Les Chroniques de Youssef Hindi #77 – Poutine, le plus radical des Russes ?
Les faucons russes ne sont rien d'autre que l'illustration de la situation tendue avec l'Occident, eux qui étaient plutôt des modérés avant le conflit avec l'Ukraine. Vouloir le départ de Poutine de la part de l'Occident, c'est vouloir en découdre avec ceux que Poutine retient. Au sommaire : 00:00…
Résumé
Poutine et radicalité politique
L’article interroge la radicalité de Vladimir Poutine en la comparant à d’autres figures politiques russes.
Le terme radicalité désigne ici une approche politique marquée par une rupture avec les normes traditionnelles, une volonté de transformation profonde de l’ordre établi, et une résistance aux influences extérieures.
Poutine est présenté comme un acteur central de la politique russe depuis 2000, avec une stratégie axée sur la consolidation du pouvoir, la défense des intérêts nationaux perçus comme menacés, et une opposition frontale aux États-Unis et à l’Occident.
Son discours met en avant la souveraineté russe, la lutte contre l’hégémonie américaine, et une vision conservatrice de la société.
Ces éléments sont souvent associés à des positions perçues comme radicales par ses détracteurs, notamment en matière de politique étrangère et de gestion interne du pouvoir.
Stratégie de défense russe
L’article aborde la stratégie de défense de la Russie sous Poutine, marquée par une modernisation accélérée de son arsenal militaire.
Depuis 2014, la Russie a investi massivement dans son complexe militaro-industriel, avec un budget de défense qui représentait environ 4,3 % du PIB en 2025, soit environ 86 milliards de dollars.
Cette stratégie inclut le développement de nouvelles armes, comme les missiles hypersoniques Avangard et Kinjal, capables de contourner les systèmes de défense antimissile américains.
La Russie a également renforcé sa présence militaire en Arctique et en mer Noire, et a mené des exercices stratégiques à grande échelle, comme Zapad-2021, impliquant jusqu’à 200 000 soldats.
Ces mesures visent à dissuader les États-Unis et l’OTAN, tout en affirmant la puissance russe sur la scène internationale.
Relations Russie-Iran
L’article souligne l’alliance stratégique entre la Russie et l’Iran, deux pays souvent perçus comme des adversaires des États-Unis.
Cette relation s’est renforcée depuis 2015, notamment dans le contexte de la guerre en Syrie, où les deux pays ont soutenu le régime de Bachar al-Assad.
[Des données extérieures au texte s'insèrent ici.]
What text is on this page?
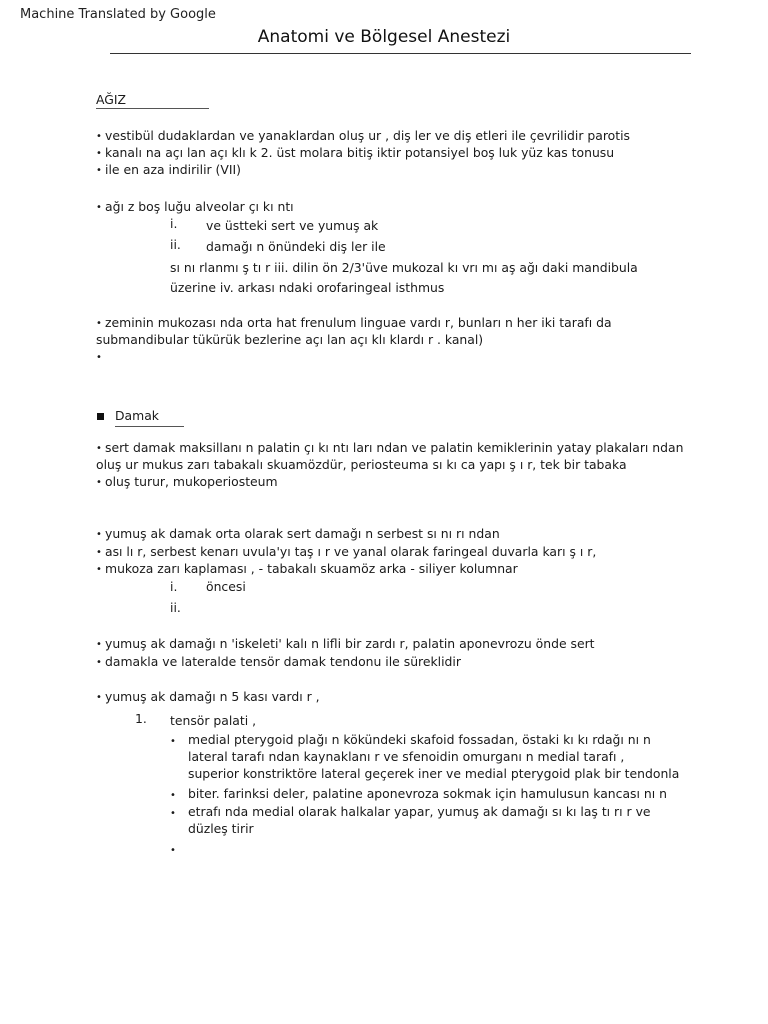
Machine Translated by Google
Anatomi ve Bölgesel Anestezi
AĞIZ
• vestibül dudaklardan ve yanaklardan oluş ur , diş ler ve diş etleri ile çevrilidir parotis
• kanalı na açı lan açı klı k 2. üst molara bitiş iktir potansiyel boş luk yüz kas tonusu
• ile en aza indirilir (VII)
• ağı z boş luğu alveolar çı kı ntı
i. ve üstteki sert ve yumuş ak
ii. damağı n önündeki diş ler ile
sı nı rlanmı ş tı r iii. dilin ön 2/3'üve mukozal kı vrı mı aş ağı daki mandibula
üzerine iv. arkası ndaki orofaringeal isthmus
• zeminin mukozası nda orta hat frenulum linguae vardı r, bunları n her iki tarafı da
submandibular tükürük bezlerine açı lan açı klı klardı r . kanal)
•
Damak
• sert damak maksillanı n palatin çı kı ntı ları ndan ve palatin kemiklerinin yatay plakaları ndan
oluş ur mukus zarı tabakalı skuamözdür, periosteuma sı kı ca yapı ş ı r, tek bir tabaka
• oluş turur, mukoperiosteum
• yumuş ak damak orta olarak sert damağı n serbest sı nı rı ndan
• ası lı r, serbest kenarı uvula'yı taş ı r ve yanal olarak faringeal duvarla karı ş ı r,
• mukoza zarı kaplaması , - tabakalı skuamöz arka - siliyer kolumnar
i. öncesi
ii.
• yumuş ak damağı n 'iskeleti' kalı n lifli bir zardı r, palatin aponevrozu önde sert
• damakla ve lateralde tensör damak tendonu ile süreklidir
• yumuş ak damağı n 5 kası vardı r ,
1. tensör palati ,
• medial pterygoid plağı n kökündeki skafoid fossadan, östaki kı kı rdağı nı n
lateral tarafı ndan kaynaklanı r ve sfenoidin omurganı n medial tarafı ,
superior konstriktöre lateral geçerek iner ve medial pterygoid plak bir tendonla
• biter. farinksi deler, palatine aponevroza sokmak için hamulusun kancası nı n
• etrafı nda medial olarak halkalar yapar, yumuş ak damağı sı kı laş tı rı r ve
düzleş tirir
•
En 2026, cette coopération s’étend à des domaines militaires, économiques et énergétiques.
Par exemple, la Russie a fourni à l’Iran des systèmes de défense aérienne S-300, et les deux pays collaborent sur des projets nucléaires civils, comme la centrale de Bouchehr.
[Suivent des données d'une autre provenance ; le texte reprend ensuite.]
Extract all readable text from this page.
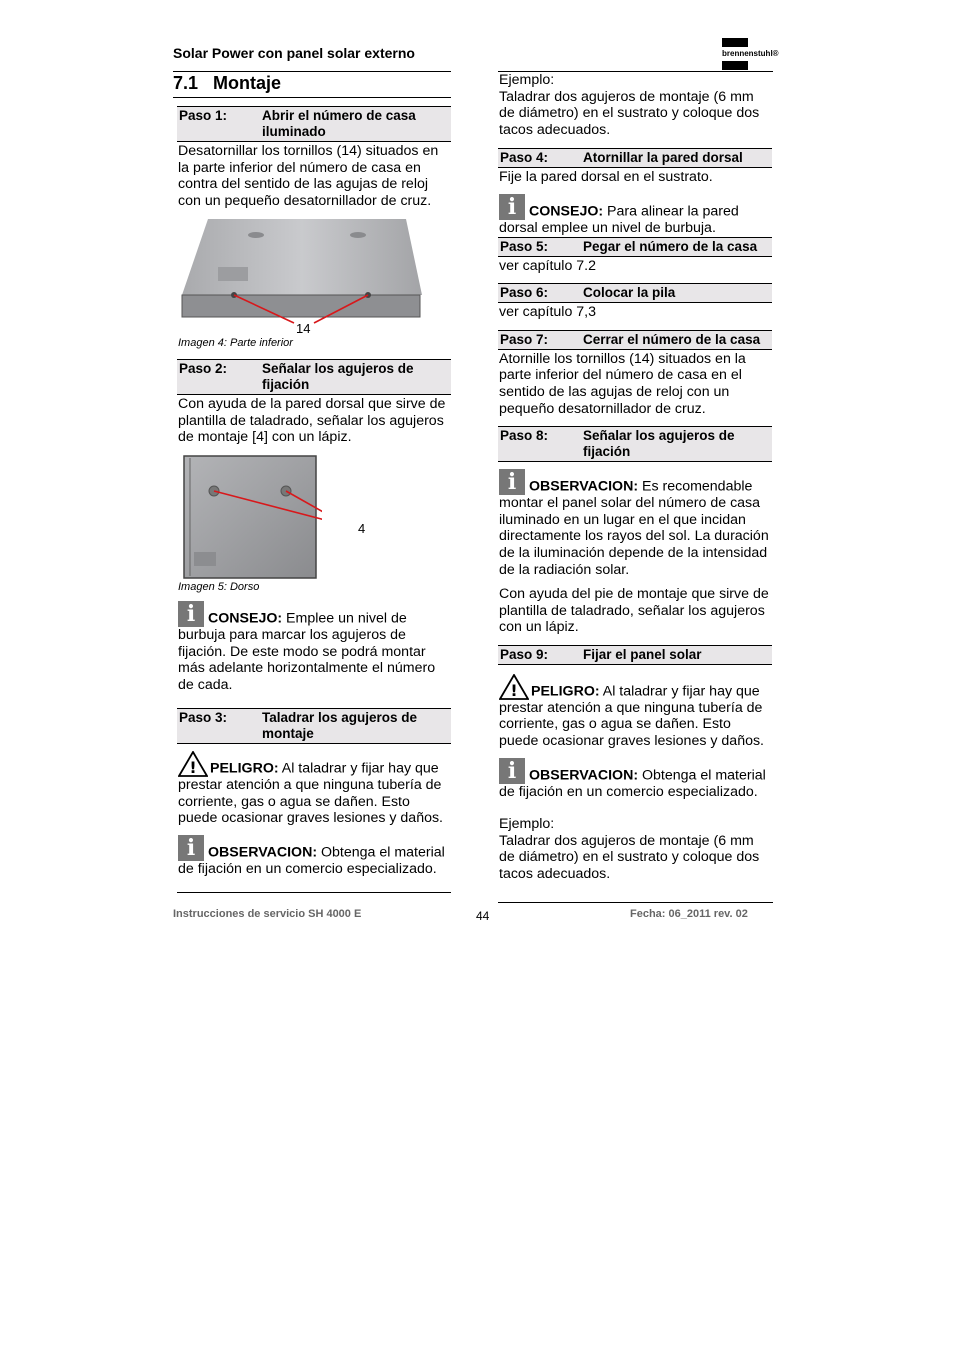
Solar Power con panel solar externo	brennenstuhl®
7.1 Montaje
Paso 1:	Abrir el número de casa iluminado
Desatornillar los tornillos (14) situados en la parte inferior del número de casa en contra del sentido de las agujas de reloj con un pequeño desatornillador de cruz.
14
Imagen 4: Parte inferior
Paso 2:	Señalar los agujeros de fijación
Con ayuda de la pared dorsal que sirve de plantilla de taladrado, señalar los agujeros de montaje [4] con un lápiz.
4
Imagen 5: Dorso
i CONSEJO: Emplee un nivel de burbuja para marcar los agujeros de fijación. De este modo se podrá montar más adelante horizontalmente el número de cada.
Paso 3:	Taladrar los agujeros de montaje
! PELIGRO: Al taladrar y fijar hay que prestar atención a que ninguna tubería de corriente, gas o agua se dañen. Esto puede ocasionar graves lesiones y daños.
i OBSERVACION: Obtenga el material de fijación en un comercio especializado.
Ejemplo:
Taladrar dos agujeros de montaje (6 mm de diámetro) en el sustrato y coloque dos tacos adecuados.
Paso 4:	Atornillar la pared dorsal
Fije la pared dorsal en el sustrato.
i CONSEJO: Para alinear la pared dorsal emplee un nivel de burbuja.
Paso 5:	Pegar el número de la casa
ver capítulo 7.2
Paso 6:	Colocar la pila
ver capítulo 7,3
Paso 7:	Cerrar el número de la casa
Atornille los tornillos (14) situados en la parte inferior del número de casa en el sentido de las agujas de reloj con un pequeño desatornillador de cruz.
Paso 8:	Señalar los agujeros de fijación
i OBSERVACION: Es recomendable montar el panel solar del número de casa iluminado en un lugar en el que incidan directamente los rayos del sol. La duración de la iluminación depende de la intensidad de la radiación solar.
Con ayuda del pie de montaje que sirve de plantilla de taladrado, señalar los agujeros con un lápiz.
Paso 9:	Fijar el panel solar
! PELIGRO: Al taladrar y fijar hay que prestar atención a que ninguna tubería de corriente, gas o agua se dañen. Esto puede ocasionar graves lesiones y daños.
i OBSERVACION: Obtenga el material de fijación en un comercio especializado.
Ejemplo:
Taladrar dos agujeros de montaje (6 mm de diámetro) en el sustrato y coloque dos tacos adecuados.
Instrucciones de servicio SH 4000 E	44	Fecha: 06_2011 rev. 02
Leur alliance est également politique, avec un alignement sur des positions communes à l’ONU et une opposition aux sanctions occidentales.
Cette relation est perçue comme une menace par les États-Unis, qui y voient une consolidation d’un axe anti-occidental.
Dissuasion nucléaire russe
La Russie possède l’un des plus grands arsenaux nucléaires au monde, avec environ 6 255 ogives en 2026, selon des estimations indépendantes.
Poutine a régulièrement rappelé que la Russie utiliserait tous les moyens nécessaires pour défendre son territoire, y compris l’arme nucléaire, une doctrine connue sous le nom de dissuasion nucléaire.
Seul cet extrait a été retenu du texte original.